Her wonderful trilogy about Materena Mahi, a professional cleaner-turned-radio star, is a literary masterpiece, pure and simple, and a great example of contemporary Pacific fiction. Sadly, the three aforementioned books are Célestine Hitiura Vaite’s only published works, and no new book is on the horizon.

BEST READ-MORE-THAN-ONCE BOOKS

‘Scar of the Bamboo Leaf’ by Sieni A.M.

This incredible story of love between a physically-flawed artist girl and a troubled, misunderstood boy is nothing short of – I dare to say – a masterpiece.

Right from the very first page, the novel grabs your attention and doesn’t let go. A few chapters later, it touches your heart and starts messing with your feelings. The next thing you know, you’re officially hooked. Lush Samoan settings; more than believable characters; well-written, well-paced, thoroughly engaging narrative; words that make you think. What more could you wish for? It is a stunning book. Complex, poignant, thought-provoking, deeply moving. Just beautiful.

‘We Are the Ocean’ by Epeli Hauʻofa

This is an exquisite collection of exquisite essays, public lectures, and poems, in which Epeli Hauʻofa shares his thoughts concerning Pasifika – the great sea of islands.

Written with passion and genuine love for Oceania, the publication can be regarded as unique – truly unique – teaching material. It informs and educates. It enlightens. It inspires. The author’s words, opinions, and ideas are of great significance and should definitely be pondered upon. What can I say, this book is a keeper!

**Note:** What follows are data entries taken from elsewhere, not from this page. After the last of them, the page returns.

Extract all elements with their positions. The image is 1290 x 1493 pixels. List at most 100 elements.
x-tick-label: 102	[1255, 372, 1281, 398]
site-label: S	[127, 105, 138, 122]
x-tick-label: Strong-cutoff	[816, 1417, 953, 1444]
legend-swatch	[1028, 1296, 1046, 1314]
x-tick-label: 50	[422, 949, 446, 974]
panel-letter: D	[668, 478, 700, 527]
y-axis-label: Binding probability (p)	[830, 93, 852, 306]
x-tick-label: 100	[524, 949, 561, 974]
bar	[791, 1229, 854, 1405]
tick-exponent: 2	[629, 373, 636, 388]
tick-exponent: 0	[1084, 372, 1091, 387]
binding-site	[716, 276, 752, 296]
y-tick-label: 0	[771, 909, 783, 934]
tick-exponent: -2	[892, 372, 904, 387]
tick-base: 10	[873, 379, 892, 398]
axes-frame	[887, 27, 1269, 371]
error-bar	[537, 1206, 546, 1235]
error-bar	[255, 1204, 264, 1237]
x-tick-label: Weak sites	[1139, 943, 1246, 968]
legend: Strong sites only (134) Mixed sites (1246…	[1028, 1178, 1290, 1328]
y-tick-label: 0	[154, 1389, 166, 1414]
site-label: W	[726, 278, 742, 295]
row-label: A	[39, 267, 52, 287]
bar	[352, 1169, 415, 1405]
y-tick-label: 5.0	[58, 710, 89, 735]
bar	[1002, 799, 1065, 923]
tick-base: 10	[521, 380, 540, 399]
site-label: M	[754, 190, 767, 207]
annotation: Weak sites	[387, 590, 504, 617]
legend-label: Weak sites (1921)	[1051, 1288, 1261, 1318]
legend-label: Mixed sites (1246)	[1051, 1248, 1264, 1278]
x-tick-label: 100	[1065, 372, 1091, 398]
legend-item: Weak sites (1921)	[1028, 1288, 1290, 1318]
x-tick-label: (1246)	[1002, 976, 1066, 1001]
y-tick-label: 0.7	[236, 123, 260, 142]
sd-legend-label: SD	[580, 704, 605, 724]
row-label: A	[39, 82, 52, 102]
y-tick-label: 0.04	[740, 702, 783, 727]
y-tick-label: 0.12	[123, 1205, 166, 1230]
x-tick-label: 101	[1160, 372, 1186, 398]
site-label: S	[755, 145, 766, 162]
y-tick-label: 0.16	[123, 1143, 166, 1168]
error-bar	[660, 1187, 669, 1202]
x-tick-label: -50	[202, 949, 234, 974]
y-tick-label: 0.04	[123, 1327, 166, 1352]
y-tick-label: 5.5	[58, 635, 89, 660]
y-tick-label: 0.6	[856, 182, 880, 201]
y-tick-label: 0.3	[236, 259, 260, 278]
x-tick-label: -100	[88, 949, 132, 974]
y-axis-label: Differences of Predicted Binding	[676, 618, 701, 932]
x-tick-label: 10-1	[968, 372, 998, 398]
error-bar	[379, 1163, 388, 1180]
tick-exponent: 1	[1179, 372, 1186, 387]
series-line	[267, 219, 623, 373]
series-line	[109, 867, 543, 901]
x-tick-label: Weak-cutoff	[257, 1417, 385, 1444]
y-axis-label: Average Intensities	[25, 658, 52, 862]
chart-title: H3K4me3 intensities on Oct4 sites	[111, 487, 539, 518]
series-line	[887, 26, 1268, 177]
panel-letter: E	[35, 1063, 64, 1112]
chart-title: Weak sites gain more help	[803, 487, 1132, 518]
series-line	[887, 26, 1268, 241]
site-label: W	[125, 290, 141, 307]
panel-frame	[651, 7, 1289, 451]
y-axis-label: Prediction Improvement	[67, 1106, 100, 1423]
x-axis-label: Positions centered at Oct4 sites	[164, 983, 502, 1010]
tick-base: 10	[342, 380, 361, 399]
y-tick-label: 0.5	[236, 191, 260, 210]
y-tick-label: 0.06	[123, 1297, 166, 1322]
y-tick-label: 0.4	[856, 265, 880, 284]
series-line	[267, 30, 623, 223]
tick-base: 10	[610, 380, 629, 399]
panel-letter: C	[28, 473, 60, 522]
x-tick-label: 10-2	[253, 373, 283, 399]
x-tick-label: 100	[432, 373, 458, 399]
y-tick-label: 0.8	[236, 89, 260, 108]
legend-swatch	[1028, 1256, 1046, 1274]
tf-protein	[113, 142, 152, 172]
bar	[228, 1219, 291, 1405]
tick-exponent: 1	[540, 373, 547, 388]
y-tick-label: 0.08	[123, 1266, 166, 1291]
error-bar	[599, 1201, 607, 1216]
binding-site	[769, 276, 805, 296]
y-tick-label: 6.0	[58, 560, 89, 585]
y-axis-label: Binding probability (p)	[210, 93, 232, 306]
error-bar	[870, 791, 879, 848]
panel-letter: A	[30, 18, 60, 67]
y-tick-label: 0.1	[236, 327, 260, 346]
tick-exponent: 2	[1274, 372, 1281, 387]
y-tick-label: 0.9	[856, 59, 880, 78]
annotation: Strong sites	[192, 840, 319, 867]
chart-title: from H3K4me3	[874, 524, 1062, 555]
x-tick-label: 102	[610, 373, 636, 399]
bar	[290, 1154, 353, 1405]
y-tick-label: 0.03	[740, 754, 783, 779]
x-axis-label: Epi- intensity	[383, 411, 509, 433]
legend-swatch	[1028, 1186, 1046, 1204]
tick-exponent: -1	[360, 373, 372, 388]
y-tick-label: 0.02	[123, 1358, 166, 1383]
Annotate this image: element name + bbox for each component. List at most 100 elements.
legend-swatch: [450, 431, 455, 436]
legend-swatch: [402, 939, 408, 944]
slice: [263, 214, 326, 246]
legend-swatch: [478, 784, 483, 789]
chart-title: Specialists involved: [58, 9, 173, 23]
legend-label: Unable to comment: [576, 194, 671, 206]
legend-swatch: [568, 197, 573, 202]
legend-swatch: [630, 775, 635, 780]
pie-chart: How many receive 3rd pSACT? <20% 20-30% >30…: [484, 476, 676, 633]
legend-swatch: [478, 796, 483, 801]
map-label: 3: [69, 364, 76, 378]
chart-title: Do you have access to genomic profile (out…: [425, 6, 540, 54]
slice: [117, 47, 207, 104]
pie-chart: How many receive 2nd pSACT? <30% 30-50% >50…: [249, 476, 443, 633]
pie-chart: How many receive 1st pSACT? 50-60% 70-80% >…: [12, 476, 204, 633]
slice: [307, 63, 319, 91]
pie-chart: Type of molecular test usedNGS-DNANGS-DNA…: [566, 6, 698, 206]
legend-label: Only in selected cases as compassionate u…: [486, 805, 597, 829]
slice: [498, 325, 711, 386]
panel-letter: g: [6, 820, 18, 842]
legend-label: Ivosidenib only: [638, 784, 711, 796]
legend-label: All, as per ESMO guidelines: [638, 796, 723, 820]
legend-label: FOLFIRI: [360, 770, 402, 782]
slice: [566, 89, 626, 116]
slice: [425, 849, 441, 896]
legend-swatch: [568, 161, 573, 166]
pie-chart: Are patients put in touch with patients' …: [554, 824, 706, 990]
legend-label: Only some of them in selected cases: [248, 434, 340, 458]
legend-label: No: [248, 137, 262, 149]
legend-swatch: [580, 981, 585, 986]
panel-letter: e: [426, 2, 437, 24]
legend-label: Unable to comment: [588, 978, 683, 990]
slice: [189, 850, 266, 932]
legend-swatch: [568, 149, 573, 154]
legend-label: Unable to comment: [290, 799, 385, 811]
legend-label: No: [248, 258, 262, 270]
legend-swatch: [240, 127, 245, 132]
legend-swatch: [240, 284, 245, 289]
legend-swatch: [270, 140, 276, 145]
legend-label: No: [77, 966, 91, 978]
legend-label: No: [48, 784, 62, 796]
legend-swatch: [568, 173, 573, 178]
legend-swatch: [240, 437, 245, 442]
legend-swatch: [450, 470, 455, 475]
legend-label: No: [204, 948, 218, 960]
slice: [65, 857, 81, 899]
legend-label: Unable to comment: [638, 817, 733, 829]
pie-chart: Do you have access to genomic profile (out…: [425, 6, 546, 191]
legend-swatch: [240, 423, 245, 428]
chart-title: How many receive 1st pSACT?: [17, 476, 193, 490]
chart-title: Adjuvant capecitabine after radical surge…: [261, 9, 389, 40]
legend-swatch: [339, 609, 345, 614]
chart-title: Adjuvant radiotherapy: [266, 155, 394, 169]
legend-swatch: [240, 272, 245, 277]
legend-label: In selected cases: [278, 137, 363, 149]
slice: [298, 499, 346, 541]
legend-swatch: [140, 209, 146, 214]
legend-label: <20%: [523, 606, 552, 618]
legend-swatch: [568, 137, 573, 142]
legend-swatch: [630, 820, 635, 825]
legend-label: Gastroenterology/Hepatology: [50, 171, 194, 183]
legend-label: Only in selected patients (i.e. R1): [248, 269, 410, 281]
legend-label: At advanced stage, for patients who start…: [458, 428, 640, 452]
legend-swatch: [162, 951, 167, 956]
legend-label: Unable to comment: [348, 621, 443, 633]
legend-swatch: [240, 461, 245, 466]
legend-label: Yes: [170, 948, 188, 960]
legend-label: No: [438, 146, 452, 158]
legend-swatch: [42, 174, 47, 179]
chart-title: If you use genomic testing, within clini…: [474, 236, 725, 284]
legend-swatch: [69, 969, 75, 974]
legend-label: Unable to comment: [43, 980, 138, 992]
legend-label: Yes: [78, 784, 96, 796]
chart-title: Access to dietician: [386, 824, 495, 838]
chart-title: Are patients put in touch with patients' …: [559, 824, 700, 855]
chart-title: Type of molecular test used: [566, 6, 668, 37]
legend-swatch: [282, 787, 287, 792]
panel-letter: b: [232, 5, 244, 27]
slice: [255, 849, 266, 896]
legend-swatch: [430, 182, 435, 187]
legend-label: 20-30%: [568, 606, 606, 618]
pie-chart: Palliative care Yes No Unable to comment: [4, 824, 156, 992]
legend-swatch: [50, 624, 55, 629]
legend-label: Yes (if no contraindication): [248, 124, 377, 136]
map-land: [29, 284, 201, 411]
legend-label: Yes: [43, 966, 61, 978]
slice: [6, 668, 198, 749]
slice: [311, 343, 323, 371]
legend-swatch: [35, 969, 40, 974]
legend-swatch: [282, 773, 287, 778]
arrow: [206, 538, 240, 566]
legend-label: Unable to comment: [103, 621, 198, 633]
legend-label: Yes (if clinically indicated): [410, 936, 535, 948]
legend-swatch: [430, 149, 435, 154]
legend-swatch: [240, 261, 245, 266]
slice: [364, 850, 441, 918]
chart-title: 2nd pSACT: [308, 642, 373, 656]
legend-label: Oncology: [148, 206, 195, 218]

‘Attitude 13: A Daughter of Guam’s Collection of Short Stories’ by Tanya Taimanglo

Tanya Taimanglo’s tales offer a rare and most fascinating glimpse into the lives of various Chamorro people, who try to reconcile their traditions and heritage with modernity.

Even if you read this book hundreds of times, you always discover something new: an inspirational passage, a conveyed between the lines message, a hidden meaning of the story. The narratives are a great reminder of those eternal truths we tend to forget. But, most importantly, they are also a sheer delight to read. Beautifully written, embellished with vivid imagery and a gentle sense of humour, they take you on a wonderful journey to the island of Guam. And – I should mention this – it’s a journey you don’t want to end.

‘Sons for the Return Home’ by Albert Wendt

This story of a cross-racial romance between a Samoan student at Auckland University and a girl from a wealthy pālagi family is one of the most important works in the history of Pacific Literature.

It is a cleverly constructed page-turner, which keeps you riveted from the very first to the very last sentence. Most likely, it is the result of Albert Wendt’s terse, unornamented writing style – thoroughly charming (oh yes, it is charming!) and totally unique. With this ‘shortness’, this lack of descriptive language the author gets right to the point, making the novel all the more powerful. One of the best reads ever; absolutely.

‘Tales of the South Pacific’ by James A. Michener

A Pulitzer Prize-winning book must be extraordinary. And this collection of interconnected stories about World War II certainly is.

Michener’s novel is an emotional roller-coaster ride; thrilling, quite nerve-racking, at times disturbing. And yet it makes you want to come back for more. The war-torn ‘paradise’, the complex characters, the South Seas atmosphere… Some say it’s a good book. I say it’s truly a literary classic. James Michener at his best.